Leading a company successfully requires dealing with business issues like financing and building a team. First time founders sometimes lack basic business skills to help them accomplish these tasks because of their inexperience. Luckily, founders have access to invaluable information from people who have seen it all: venture capitalists.
Some of the most successful venture capitalists in the U.S. are also the most generous with their advice to entrepreneurs. Of the thousands of posts that you can find packed with useful information, there are a few posts that are must reads.
Here are the top 10 VC blog posts a founder can’t miss:
Hackers and Painters by Paul Graham of Y Combinator
This classic essay by the Y Combinator co-founder Paul Graham will inspire tech entrepreneurs to produce beautiful software by looking at themselves as creators. Graham draws parallels between being a hacker and an artist, which will help do deepen the sense of purpose for entrepreneurs, on even their darkest days.
WTF is Traction? A 6-Step Relationship Guide to VC by Mark Suster of GRP Partners.
Mark’s unique angle is that he was a two time entrepreneur before entering the venture capital game. He knows how to deliver relevant, useful information that startup founders need to grow their companies. In this post, Mark explains how entrepreneurs can form relationships with VCs without looking like an amateur.
Revisiting the Term Sheet by Brad Feld of Foundry Group
This post is a series of links rather than a post on one informative topic. In the post, Feld mentions that his Term Sheet Series from 2005 contained some of the most popular content on his blog to date. Here, Bard provides links to everything that you need to know about term sheets. It’s a great jumping off point if you are interested in learning more about the investment process.

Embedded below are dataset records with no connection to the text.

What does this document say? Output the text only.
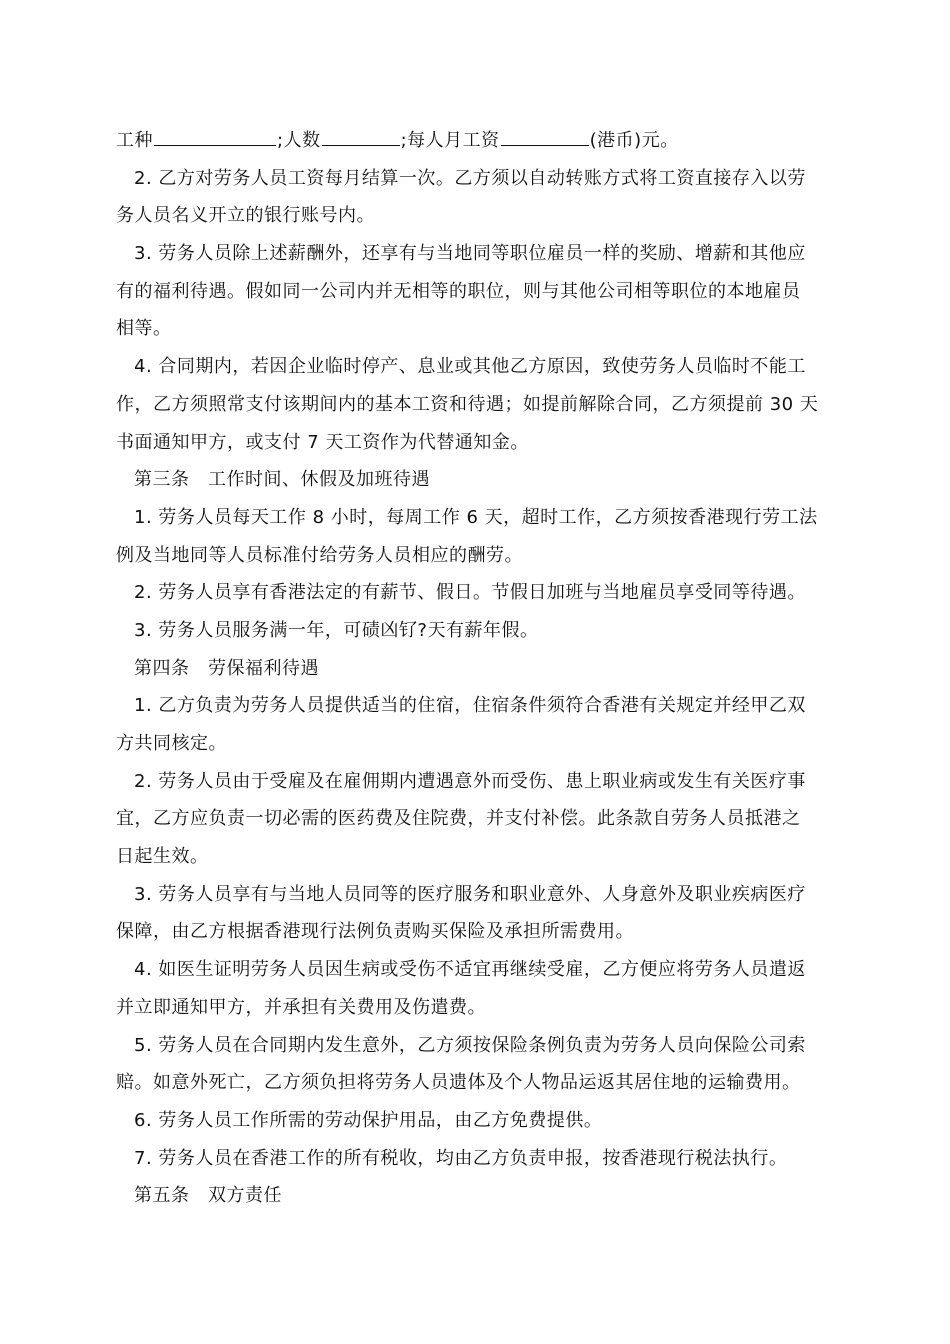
工种	;人数	;每人月工资	(港币)元。
2. 乙方对劳务人员工资每月结算一次。乙方须以自动转账方式将工资直接存入以劳
务人员名义开立的银行账号内。
3. 劳务人员除上述薪酬外，还享有与当地同等职位雇员一样的奖励、增薪和其他应
有的福利待遇。假如同一公司内并无相等的职位，则与其他公司相等职位的本地雇员
相等。
4. 合同期内，若因企业临时停产、息业或其他乙方原因，致使劳务人员临时不能工
作，乙方须照常支付该期间内的基本工资和待遇；如提前解除合同，乙方须提前 30 天
书面通知甲方，或支付 7 天工资作为代替通知金。
第三条　工作时间、休假及加班待遇
1. 劳务人员每天工作 8 小时，每周工作 6 天，超时工作，乙方须按香港现行劳工法
例及当地同等人员标准付给劳务人员相应的酬劳。
2. 劳务人员享有香港法定的有薪节、假日。节假日加班与当地雇员享受同等待遇。
3. 劳务人员服务满一年，可碛凶钌?天有薪年假。
第四条　劳保福利待遇
1. 乙方负责为劳务人员提供适当的住宿，住宿条件须符合香港有关规定并经甲乙双
方共同核定。
2. 劳务人员由于受雇及在雇佣期内遭遇意外而受伤、患上职业病或发生有关医疗事
宜，乙方应负责一切必需的医药费及住院费，并支付补偿。此条款自劳务人员抵港之
日起生效。
3. 劳务人员享有与当地人员同等的医疗服务和职业意外、人身意外及职业疾病医疗
保障，由乙方根据香港现行法例负责购买保险及承担所需费用。
4. 如医生证明劳务人员因生病或受伤不适宜再继续受雇，乙方便应将劳务人员遣返
并立即通知甲方，并承担有关费用及伤遣费。
5. 劳务人员在合同期内发生意外，乙方须按保险条例负责为劳务人员向保险公司索
赔。如意外死亡，乙方须负担将劳务人员遗体及个人物品运返其居住地的运输费用。
6. 劳务人员工作所需的劳动保护用品，由乙方免费提供。
7. 劳务人员在香港工作的所有税收，均由乙方负责申报，按香港现行税法执行。
第五条　双方责任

Selling Your Company by Fred Wilson of Union Square Ventures
Fred Wilson is on the the most popular VCs who keeps a regular blog. His MBA Mondays series contains some critical information about the financial side of growing a company. One of his best posts in the series is Selling Your Company. In it, he includes key issues to consider if you are thinking about selling.
Your Solution Is Not My Problem by Dave McClure of 500 Startups
Dave McClure is the most passionate of all VC bloggers. Between the profanity and multicolored text that peppers his writing, you’ll find McClure’s rants to be unapologetic and on target. He is the kind of guys who will say what everyone else in the room is thinking. Your Solution Is Not My Problem is a classic Dave post that addresses a common problem with first time founders.
Recruiting Programmers To Your Startup by Chris Dixon of Founder Collective
Chris Dixon is a veteran of the New York startup scene having been a founder and an angel investor. His blog is no frills, to the point information. This post discusses what every founder needs to know how to attract and retain the best programming talent in the current developer shortage.
Optimizing your Customer Acquisition Funnel by David Skok of Matrix Partners
Print this post out, tape it to the wall facing your desk, and look at it everyday. David Skok’s post includes multiple diagrams and scenarios for customer acquisition, including tips on how to identify and solve blockage points in the acquisition funnel.
Message to founders: Always ask for “the order” Roger Ehrenberg of IA Ventures
In this post, Roger Ehrenberg teaches founders how to ask for what they want as the first step toward negotiating effectively.
Communicating With Your Board by Ed Sim of Dawntreader Ventures
Ed Sim covers one of the most important topics for first time founders to learn about: how to communicate with the board of directors.
How To Estimate Lifetime Value; Sample Cohort Analysis by Jeremy Liew of Lightspeed Venture Partners
Liew’s post explains how founders can calculate the lifetime value of a customer. He includes a sample cohort analysis spreadsheet for founders to reference and follow along.